As product complexity has grown, so has the challenge to manage the data behind it. With thousands of variants, it’s a lot of work to manage the data on a part number by part basis. And if products are configured, the work content may vary by the specific options ordered or the combination of those options.
Poor routing data has been used as a big reason why a company can’t go lean. But it shouldn’t be. In fact, the orientation of lean can provide a lot of relief for poor routing data. Here are some strategies that have worked.
- Use averages except where variation is high
Traditional routings that require you to maintain the data on an item by item basis don’t lend themselves to using averages. But if the difference between items is only a few seconds, it may be perfectly fine to use an average.
- Focus only on the bottleneck operations
The capacity at the bottleneck is the limit to your overall capacity. Manage the rest of the processes with averages that are “close enough” but get into the details at the bottleneck where wringing every last drop of performance will have a bottom-line impact.

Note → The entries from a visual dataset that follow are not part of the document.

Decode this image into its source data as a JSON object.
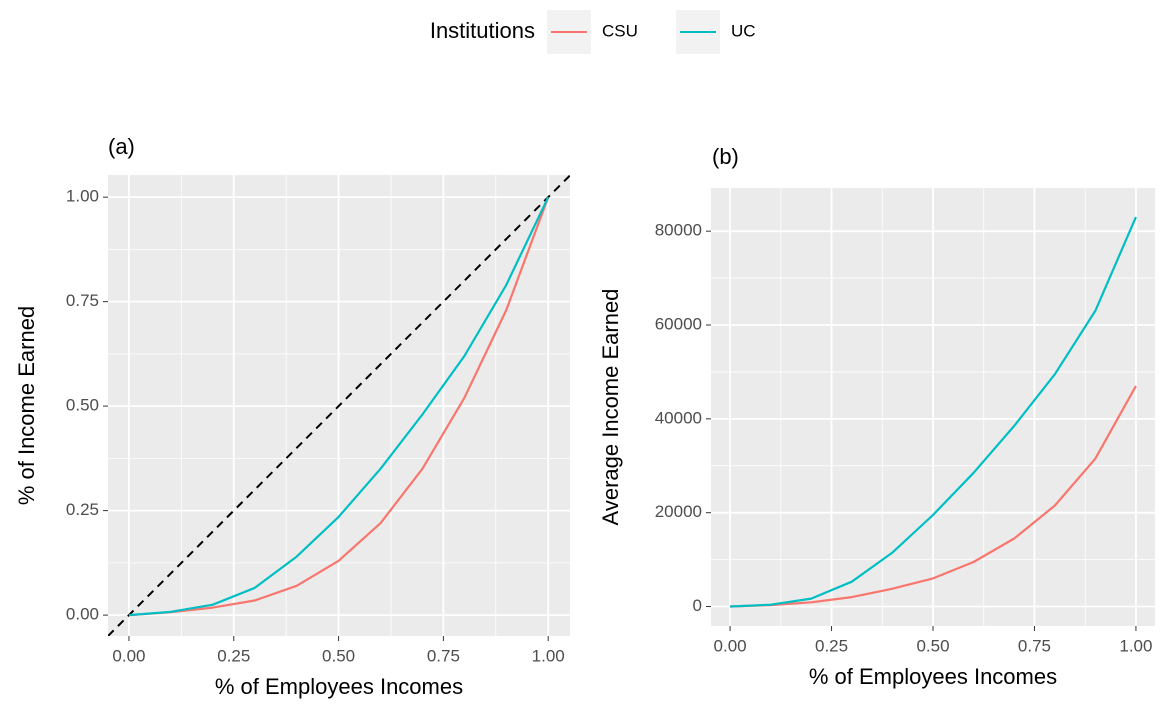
{
  "legend": {
    "title": "Institutions"
  },
  "chart_data": [
    {
      "type": "line",
      "title": "(a)",
      "x_label": "% of Employees Incomes",
      "y_label": "% of Income Earned",
      "x": [
        0,
        0.1,
        0.2,
        0.3,
        0.4,
        0.5,
        0.6,
        0.7,
        0.8,
        0.9,
        1
      ],
      "series": [
        {
          "name": "CSU",
          "color": "#f8766d",
          "values": [
            0,
            0.007,
            0.018,
            0.035,
            0.07,
            0.13,
            0.22,
            0.35,
            0.52,
            0.73,
            1
          ]
        },
        {
          "name": "UC",
          "color": "#00bfc4",
          "values": [
            0,
            0.008,
            0.025,
            0.065,
            0.14,
            0.235,
            0.35,
            0.48,
            0.62,
            0.79,
            1
          ]
        }
      ],
      "xlim": [
        -0.05,
        1.052
      ],
      "ylim": [
        -0.05,
        1.053
      ],
      "xticks": [
        {
          "value": 0,
          "label": "0.00"
        },
        {
          "value": 0.25,
          "label": "0.25"
        },
        {
          "value": 0.5,
          "label": "0.50"
        },
        {
          "value": 0.75,
          "label": "0.75"
        },
        {
          "value": 1,
          "label": "1.00"
        }
      ],
      "yticks": [
        {
          "value": 0,
          "label": "0.00"
        },
        {
          "value": 0.25,
          "label": "0.25"
        },
        {
          "value": 0.5,
          "label": "0.50"
        },
        {
          "value": 0.75,
          "label": "0.75"
        },
        {
          "value": 1,
          "label": "1.00"
        }
      ],
      "grid": true,
      "diagonal": true
    },
    {
      "type": "line",
      "title": "(b)",
      "x_label": "% of Employees Incomes",
      "y_label": "Average Income Earned",
      "x": [
        0,
        0.1,
        0.2,
        0.3,
        0.4,
        0.5,
        0.6,
        0.7,
        0.8,
        0.9,
        1
      ],
      "series": [
        {
          "name": "CSU",
          "color": "#f8766d",
          "values": [
            0,
            300,
            900,
            2000,
            3800,
            6000,
            9500,
            14500,
            21500,
            31500,
            47000
          ]
        },
        {
          "name": "UC",
          "color": "#00bfc4",
          "values": [
            0,
            400,
            1700,
            5300,
            11500,
            19500,
            28500,
            38500,
            49500,
            63000,
            83000
          ]
        }
      ],
      "xlim": [
        -0.047,
        1.047
      ],
      "ylim": [
        -4150,
        89200
      ],
      "xticks": [
        {
          "value": 0,
          "label": "0.00"
        },
        {
          "value": 0.25,
          "label": "0.25"
        },
        {
          "value": 0.5,
          "label": "0.50"
        },
        {
          "value": 0.75,
          "label": "0.75"
        },
        {
          "value": 1,
          "label": "1.00"
        }
      ],
      "yticks": [
        0,
        20000,
        40000,
        60000,
        80000
      ],
      "grid": true,
      "diagonal": false
    }
  ]
}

- Go to the gemba and ask the operators
Don’t get caught up with industrial engineers with stopwatches to calculate lowest repeatable cycle times. The operators know how long stuff takes to do, so ask them. We were working in a shop with a machining cell where the routings were 10 years out of date. Starting from a quick value stream map, we walked the floor and asked the operators about how long it took, and timed one or two cycles just to confirm. What we got back within 3-4 hours was a reasonable expression of time to build and a bunch of insights into the problems as well.
- Use a simpler lean repository than an ERP
Routing data normally sits in an ERP which forces you to manage part by part instead of with more aggregate techniques. Areteium from MCA Connect is a lean repository that allows you to manage by average, by average with exceptions, by individual item, or even by detail based on specific configuration.
- Start with what you know and refine when you must
Using these strategies, don’t let yourself be hamstrung. Start with what you know, get it quickly into a flexible lean repository, then refine when you must. But get started… lean brings a refreshing bias for action. Don’t let poor data quality stop you, get out there, engage the operators, and use the right tool to produce results quickly that are “close enough.”